SELECT revalidation, resource_count, ROUND(ratio*100) as percent FROM (
  SELECT revalidation, COUNT(url) as resource_count, RATIO_TO_REPORT(resource_count) OVER() ratio FROM (
    SELECT url, CASE
      WHEN resp_etag != "" AND resp_last_modified != "" THEN "etag + last-modified"
      WHEN resp_etag != "" THEN "etag only"
      WHEN resp_last_modified != "" THEN "last-modified only"
      ELSE "no revalidation"
      END revalidation
    FROM httparchive:runs.2014_11_01_requests
  ) GROUP BY revalidation
) ORDER BY percent DESC

Results for Nov 1st, 2014 run:

  • 23% of resources do not return any revalidation values - no ETag or Last-Modified.
  • Very few resources use ETag-only (just 4%), whereas Last-Modified-only accounts for 30%.
  • Most resources return both Last-Modified and ETag values (43%).


It’s of course GOOD to provide a validator, so the troubling part of these results is the 23% of responses that don’t return any revalidation values. Digging deeper into those we see that about half (49%) have a Cache-Control header that dictates they must ALWAYS be re-fetched from origin - so perhaps revalidation is less critical. About a quarter don’t have a Cache-Control header - these are the ones that really need focus by the website owner as the behavior is left to the browser implementation and can’t be validated.
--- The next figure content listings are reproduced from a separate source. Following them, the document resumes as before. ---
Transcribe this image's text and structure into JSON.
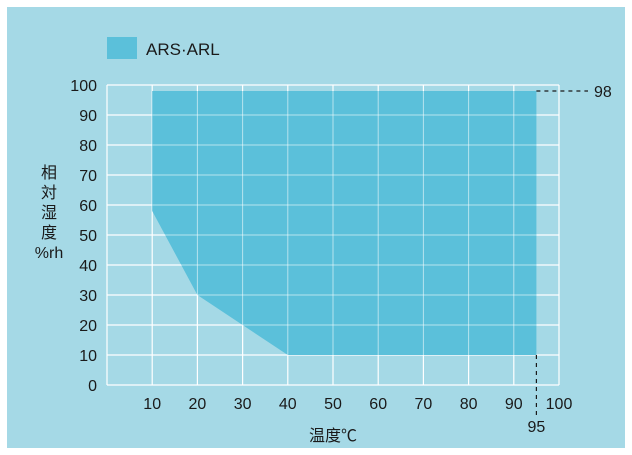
{
  "chart_data": {
    "type": "area",
    "legend": {
      "label": "ARS·ARL",
      "position": "top-left",
      "color": "#5bc0da"
    },
    "background_color": "#a5d9e6",
    "grid": true,
    "xlabel": "温度℃",
    "ylabel": [
      "相",
      "対",
      "湿",
      "度",
      "%rh"
    ],
    "xlim": [
      0,
      100
    ],
    "ylim": [
      0,
      100
    ],
    "x_ticks": [
      "10",
      "20",
      "30",
      "40",
      "50",
      "60",
      "70",
      "80",
      "90",
      "100"
    ],
    "y_ticks": [
      "0",
      "10",
      "20",
      "30",
      "40",
      "50",
      "60",
      "70",
      "80",
      "90",
      "100"
    ],
    "series": [
      {
        "name": "ARS·ARL",
        "upper": [
          {
            "x": 10,
            "y": 98
          },
          {
            "x": 95,
            "y": 98
          }
        ],
        "lower": [
          {
            "x": 10,
            "y": 58
          },
          {
            "x": 20,
            "y": 30
          },
          {
            "x": 30,
            "y": 20
          },
          {
            "x": 40,
            "y": 10
          },
          {
            "x": 95,
            "y": 10
          }
        ]
      }
    ],
    "annotations": [
      {
        "label": "98",
        "y": 98
      },
      {
        "label": "95",
        "x": 95
      }
    ]
  }
}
And the other quarter also need help as they ARE intended to be cached but when that cache time expires revalidation is not possible.

SELECT cache_header, round(100*ratio) as percent, resource_count FROM (
SELECT count(*) as resource_count, RATIO_TO_REPORT(resource_count) OVER() ratio, 
       CASE WHEN resp_cache_control = "" THEN "no cache header"
            WHEN (resp_cache_control contains "no-cache" OR resp_cache_control contains "no-store" OR resp_cache_control contains "must_revalidate" OR resp_cache_control contains "max-age=0") THEN "explicit NO caching"
            ELSE "other"
       END as cache_header
FROM httparchive:runs.2014_11_01_requests
WHERE (resp_etag = "" AND resp_last_modified = "")
GROUP BY cache_header
ORDER BY resource_count desc